Besides committing to keeping your home presentable and looking pristine, pressure washing your home can also help you avoid problems down the line. Getting mold and mildew off your roof, near your foundation, and in the cracks of your deck can help alleviate issues that may result if it builds up over time. Not to mention, they can be inflammatories for those who suffer from asthma and allergies, so being diligent about cleaning them is key. That way, everyone can enjoy your outdoor areas.
How to choose?
A typical pressure washer has either a gas-fueled engine or an electrically powered motor that powers the water pump. Overall cleaning performance is determined by the PSI (pounds per square inch) and GPM (gallons per minute) and how these work together. The higher the numbers, the faster you can clean, so do your homework and compare these numbers across several models. To offer perspective, the average garden hose emits water at around 40 psi. Pressure washers deliver water at an average of 1,000 to 3,000 psi, depending on the model.

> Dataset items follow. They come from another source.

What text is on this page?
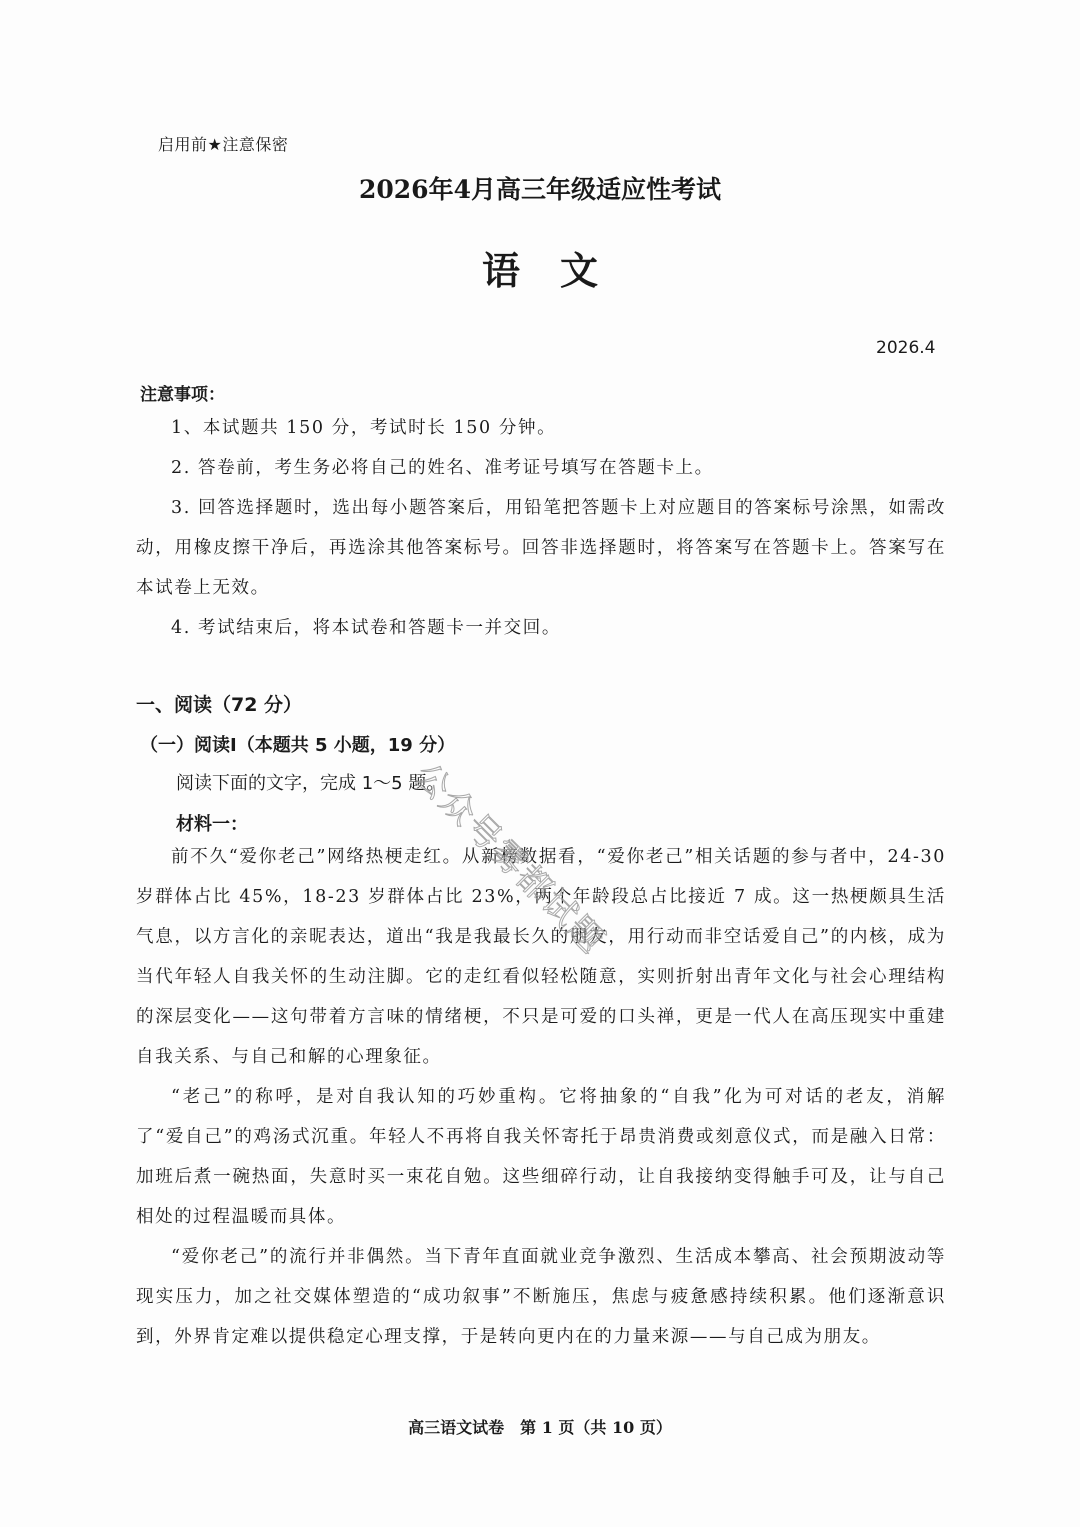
启用前★注意保密
2026年4月高三年级适应性考试
语文
2026.4
注意事项：
1、本试题共 150 分，考试时长 150 分钟。
2. 答卷前，考生务必将自己的姓名、准考证号填写在答题卡上。
3. 回答选择题时，选出每小题答案后，用铅笔把答题卡上对应题目的答案标号涂黑，如需改动，用橡皮擦干净后，再选涂其他答案标号。回答非选择题时，将答案写在答题卡上。答案写在本试卷上无效。
4. 考试结束后，将本试卷和答题卡一并交回。
一、阅读（72 分）
（一）阅读Ⅰ（本题共 5 小题，19 分）
阅读下面的文字，完成 1～5 题。
材料一：

前不久“爱你老己”网络热梗走红。从新榜数据看，“爱你老己”相关话题的参与者中，24-30 岁群体占比 45%，18-23 岁群体占比 23%，两个年龄段总占比接近 7 成。这一热梗颇具生活气息，以方言化的亲昵表达，道出“我是我最长久的朋友，用行动而非空话爱自己”的内核，成为当代年轻人自我关怀的生动注脚。它的走红看似轻松随意，实则折射出青年文化与社会心理结构的深层变化——这句带着方言味的情绪梗，不只是可爱的口头禅，更是一代人在高压现实中重建自我关系、与自己和解的心理象征。

“老己”的称呼，是对自我认知的巧妙重构。它将抽象的“自我”化为可对话的老友，消解了“爱自己”的鸡汤式沉重。年轻人不再将自我关怀寄托于昂贵消费或刻意仪式，而是融入日常：加班后煮一碗热面，失意时买一束花自勉。这些细碎行动，让自我接纳变得触手可及，让与自己相处的过程温暖而具体。

“爱你老己”的流行并非偶然。当下青年直面就业竞争激烈、生活成本攀高、社会预期波动等现实压力，加之社交媒体塑造的“成功叙事”不断施压，焦虑与疲惫感持续积累。他们逐渐意识到，外界肯定难以提供稳定心理支撑，于是转向更内在的力量来源——与自己成为朋友。

高三语文试卷　第 1 页（共 10 页）
公众号雾都试题
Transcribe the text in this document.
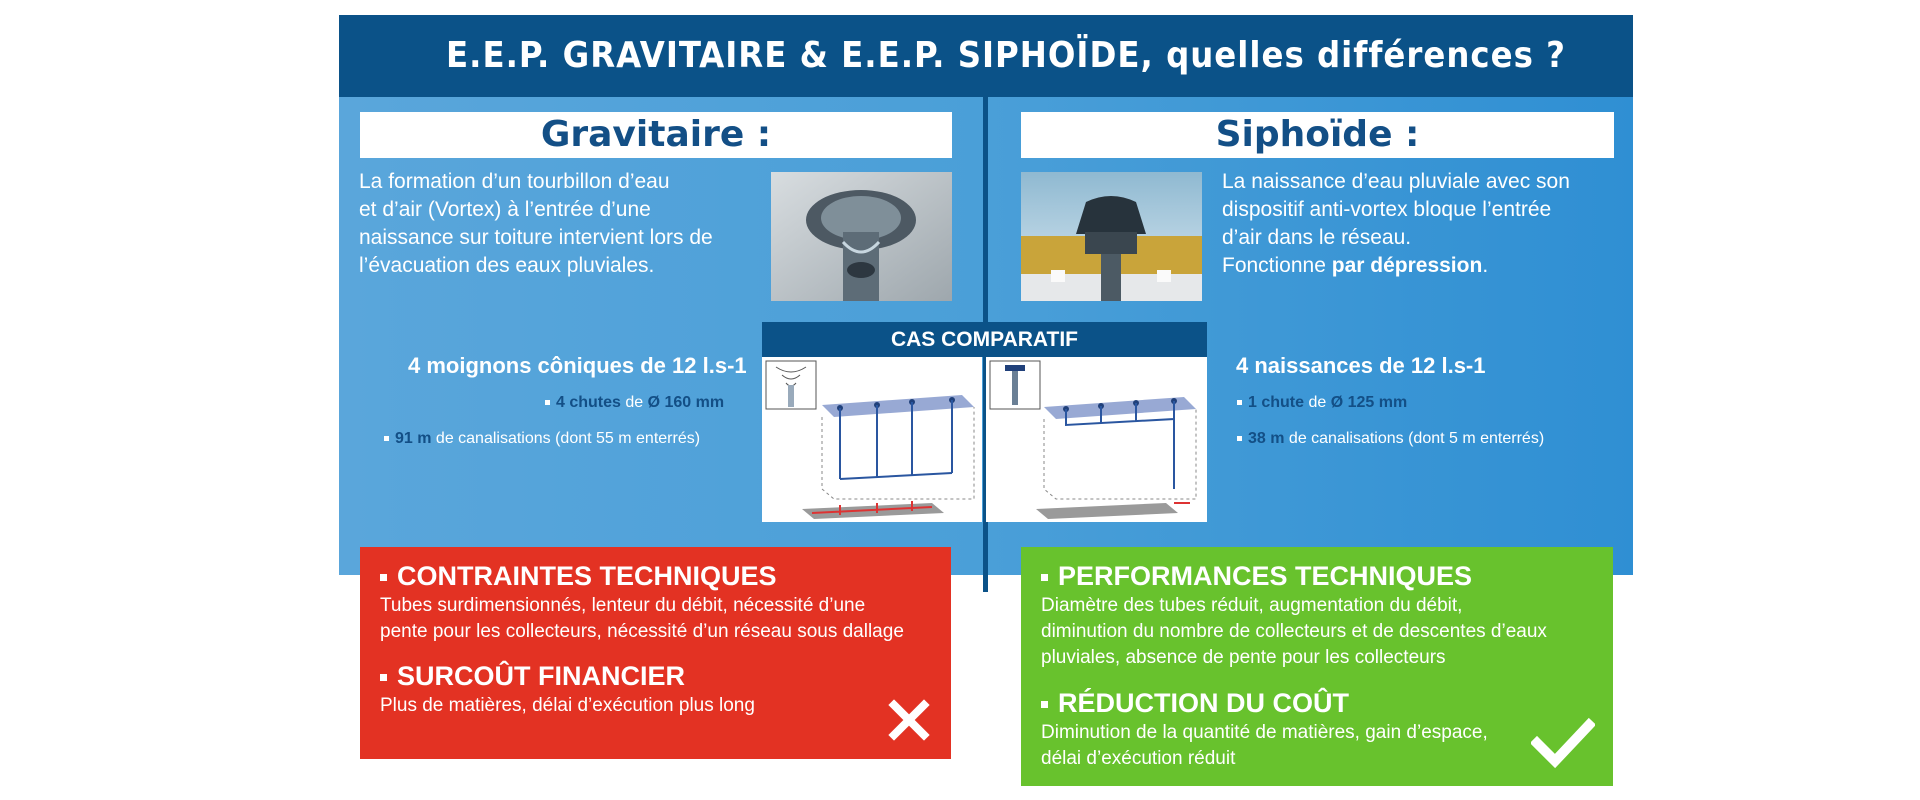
E.E.P. GRAVITAIRE & E.E.P. SIPHOÏDE, quelles différences ?
Gravitaire :
La formation d’un tourbillon d’eau
et d’air (Vortex) à l’entrée d’une
naissance sur toiture intervient lors de
l’évacuation des eaux pluviales.
4 moignons côniques de 12 l.s-1
4 chutes de Ø 160 mm
91 m de canalisations (dont 55 m enterrés)
Siphoïde :
La naissance d’eau pluviale avec son
dispositif anti-vortex bloque l’entrée
d’air dans le réseau.
Fonctionne par dépression.
4 naissances de 12 l.s-1
1 chute de Ø 125 mm
38 m de canalisations (dont 5 m enterrés)
CAS COMPARATIF
CONTRAINTES TECHNIQUES
Tubes surdimensionnés, lenteur du débit, nécessité d’une
pente pour les collecteurs, nécessité d’un réseau sous dallage
SURCOÛT FINANCIER
Plus de matières, délai d’exécution plus long
PERFORMANCES TECHNIQUES
Diamètre des tubes réduit, augmentation du débit,
diminution du nombre de collecteurs et de descentes d’eaux
pluviales, absence de pente pour les collecteurs
RÉDUCTION DU COÛT
Diminution de la quantité de matières, gain d’espace,
délai d’exécution réduit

If you’re deciding whether to rent or buy, know that renting a pressure washer can cost 50 to 150 dollars per day (depending on where you live). Buying a pressure washer, depending on the model and motor, runs around 300 dollars, so if you know you’ll be using it even once or twice a year, it makes sense to invest and purchase.
Our top picks
There are a few pressure washers that rate highly and offer reliability, powerful cleaning, and accessories depending on what area you are washing. The Simpson Cleaning MSH3125 MegaShot Gas Pressure Washer Powered by Honda comes with five stainless steel, quick-connect nozzles to use for different projects. It’s also highly rated by verified customers on Amazon.
If you don’t have that much space, consider the Ryobi Electric Pressure Washer on Amazon. “At just 16 pounds, this 1,600 psi unit is compact enough to store in your crowded garage or tool shed,” the description reads. Another bonus is that it’s light, so it’s easy to transport.
In terms of how often you should pressure wash, the answer depends on where in the country you live. If you live in a harsher climate, you should pressure wash your home at least twice a year. Late springtime is usually when most people get out their pressure washers because the weather starts to get warmer, pollen has usually been washed away by then, and you can enjoy the fruits of your labor sitting outdoors.
Pressure washers are perfect for cleaning your garage floor after a harsh winter, getting in between all the concrete or brick on your patio, getting a deck ready to be refinished, and getting the dirt and grime off your home’s exterior. You can also use separate settings to wash your car and clean lawn equipment. It may not be the most exciting thing to spend your money on, but the benefits definitely add up.